Den Impuls zum ‚Plastikfasten’ lieferte bei Antonia ein Heimatbesuch im Rheinland zum Karneval. Bei den Straßenumzügen fiel ihr zum ersten Mal bewusst auf, wie viel Plastikmüll durch die von ihr früher selbst fleißig gesammelten Süßigkeiten – im Rheinland als „Kamelle“ bezeichnet– entsteht. „Anfangs wurde ich für meinen Plan von meinen Freunden noch sehr belächelt, doch das hat mich noch mehr angespornt, es tatsächlich durchzuziehen.“

Gesagt, getan! Antonia fing an bis Ostern Plastikprodukte völlig aus ihrem Leben zu verbannen. Doch das Ziel stellte sich vor allem die ersten Tage schwieriger dar als anfangs gedacht. „Als mir bewusst wurde mit wie vielen Plastikprodukten wir täglich in Kontakt kommen, wollte ich schon aufgeben“, gesteht sie ehrlich. Doch zum Glück konnte sie ihre Schwester motivieren es wenigstens eine Woche durchzuziehen. Und aus dieser Probezeit wurde schnell eine neue Lebensphilosophie.

Ob morgens im Badezimmer beim Duschen und Schminken, auf dem Weg zur Uni mit einem Kaffee to-Go in der Hand oder bei einem Griff in den Kühlschrank, wir produzieren täglich einen Haufen Plastikmüll. In Deutschland produziert jeder        

Einwohner durchschnittlich 37, 4 Kilo pro Jahr – das ist Platz drei im EU-­‐Ranking. Mit unserem weltweit bisher produzierten Müll könnte die Erde sechsmal eingewickelt werden. Ein Grund aufzuwachen findet Antonia. Doch wie lebt sich nun ein Alltag ohne Plastik?    

Antonia berichtet, dass die eins geübten und unbewussten Handgriffe im Supermarkt schnell passé waren und sie gelernt habe, mit einem anderen Blick durch die Gänge zu gehen. Während Gemüse sich noch unverpackt auswählen und mitnehmen ließe, sehe es bei anderen Produkten deutlich schwieriger aus. Abgepackte eingeschweißte Ware, sowie Fast Food fielen nun aus ihrem Speiseplan raus, sodass sie sich ab jetzt täglich an den   Herd stellen musste.  Antonia ging sogar so weit, dass sie während der Fastenzeit ihr Deo mit einem im Internet entdeckten Rezept selbst herstellte. „Das habe ich mittlerweile   jedoch aufgehört, da es einfach zu viel Zeit und Geld in Anspruch nimmt“, gesteht sie.        

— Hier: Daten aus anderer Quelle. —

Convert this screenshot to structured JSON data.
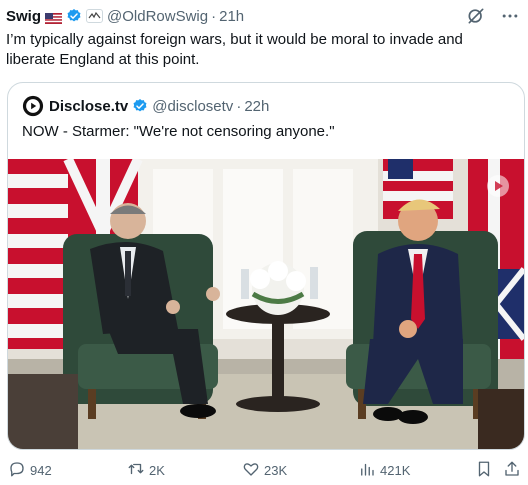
{
  "post": {
    "author_name": "Swig",
    "handle": "@OldRowSwig",
    "separator": "·",
    "time": "21h",
    "text": "I’m typically against foreign wars, but it would be moral to invade and liberate England at this point."
  },
  "quoted_post": {
    "author_name": "Disclose.tv",
    "handle": "@disclosetv",
    "separator": "·",
    "time": "22h",
    "text": "NOW - Starmer: \"We're not censoring anyone.\""
  },
  "actions": {
    "replies": "942",
    "reposts": "2K",
    "likes": "23K",
    "views": "421K"
  },
  "icons": [
    "us-flag-icon",
    "verified-icon",
    "org-badge-icon",
    "grok-icon",
    "more-icon",
    "disclose-logo-icon",
    "reply-icon",
    "repost-icon",
    "like-icon",
    "views-icon",
    "bookmark-icon",
    "share-icon"
  ],
  "colors": {
    "verified": "#1d9bf0",
    "text": "#0f1419",
    "secondary": "#536471",
    "border": "#cfd9de"
  }
}
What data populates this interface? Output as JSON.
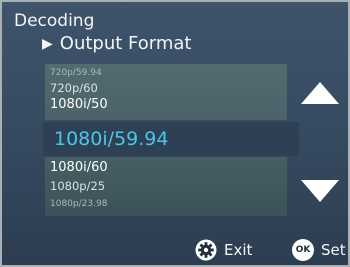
{
  "screen": {
    "title": "Decoding",
    "subtitle": "Output Format",
    "subtitle_icon": "right-triangle-icon"
  },
  "options": {
    "above": [
      "720p/59.94",
      "720p/60",
      "1080i/50"
    ],
    "selected": "1080i/59.94",
    "below": [
      "1080i/60",
      "1080p/25",
      "1080p/23.98"
    ]
  },
  "controls": {
    "scroll_up_icon": "up-arrow-icon",
    "scroll_down_icon": "down-arrow-icon",
    "exit": {
      "icon": "gear-icon",
      "label": "Exit"
    },
    "set": {
      "badge": "OK",
      "label": "Set"
    }
  },
  "colors": {
    "selected_text": "#4cc6e6",
    "background": "#3a4e64"
  }
}
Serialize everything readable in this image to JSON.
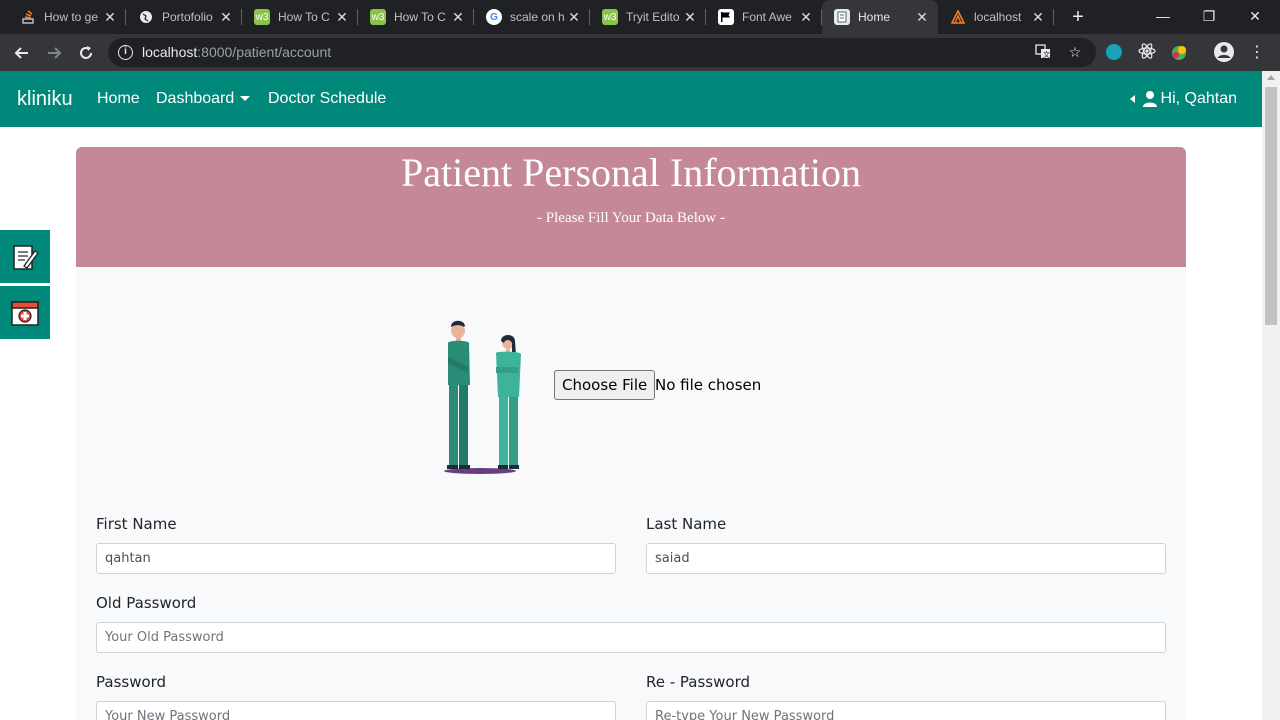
{
  "browser": {
    "tabs": [
      {
        "title": "How to ge",
        "favicon": "stack-icon",
        "color": "#f48024"
      },
      {
        "title": "Portofolio",
        "favicon": "globe-icon",
        "color": "#9aa0a6"
      },
      {
        "title": "How To C",
        "favicon": "w3-icon",
        "color": "#8bc34a"
      },
      {
        "title": "How To C",
        "favicon": "w3-icon",
        "color": "#8bc34a"
      },
      {
        "title": "scale on h",
        "favicon": "google-icon",
        "color": "#4285f4"
      },
      {
        "title": "Tryit Edito",
        "favicon": "w3-icon",
        "color": "#8bc34a"
      },
      {
        "title": "Font Awe",
        "favicon": "flag-icon",
        "color": "#000000"
      },
      {
        "title": "Home",
        "favicon": "page-icon",
        "color": "#ffffff"
      },
      {
        "title": "localhost",
        "favicon": "xampp-icon",
        "color": "#fb7a24"
      }
    ],
    "url_host": "localhost",
    "url_rest": ":8000/patient/account"
  },
  "navbar": {
    "brand": "kliniku",
    "links": [
      "Home",
      "Dashboard",
      "Doctor Schedule"
    ],
    "user": "Hi, Qahtan"
  },
  "hero": {
    "title": "Patient Personal Information",
    "subtitle": "- Please Fill Your Data Below -"
  },
  "upload": {
    "button": "Choose File",
    "status": "No file chosen"
  },
  "form": {
    "first_name_label": "First Name",
    "first_name_value": "qahtan",
    "last_name_label": "Last Name",
    "last_name_value": "saiad",
    "old_password_label": "Old Password",
    "old_password_placeholder": "Your Old Password",
    "password_label": "Password",
    "password_placeholder": "Your New Password",
    "repassword_label": "Re - Password",
    "repassword_placeholder": "Re-type Your New Password"
  },
  "colors": {
    "navbar": "#00897b",
    "hero": "#c48898",
    "card": "#f8f9fa"
  }
}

Eine große Hilfe beim Einkaufen waren ihr vor allem am Anfang verpackungsfreie Läden.          Solche Geschäfte verzichten vollkommen auf Plastik und sind mittlerweile in allen größeren Städten anzutreffen. Ein Besuch in „Tante OLGAS“s Laden in Köln hat den Eindruck bestätigt. Hier wird nicht nur durch den Geschäftsnamen die Assoziation zu den kaum noch    aufzufindenden Tante-Emma-Läden geweckt. Die Inhaberin Olga führt ihr Geschäft unter dem Motto „Zero Waste“. Und Müll ist hier wirklich ‘nicht zu finden!                       

An den Wänden hängen große Spender – sogenannte „Burk Bins“ – durch die sich Kunden ihre Ware selbst in mitgebrachte oder zu erwerbende Behälter – selbstverständlich plastikfrei – portionieren können.            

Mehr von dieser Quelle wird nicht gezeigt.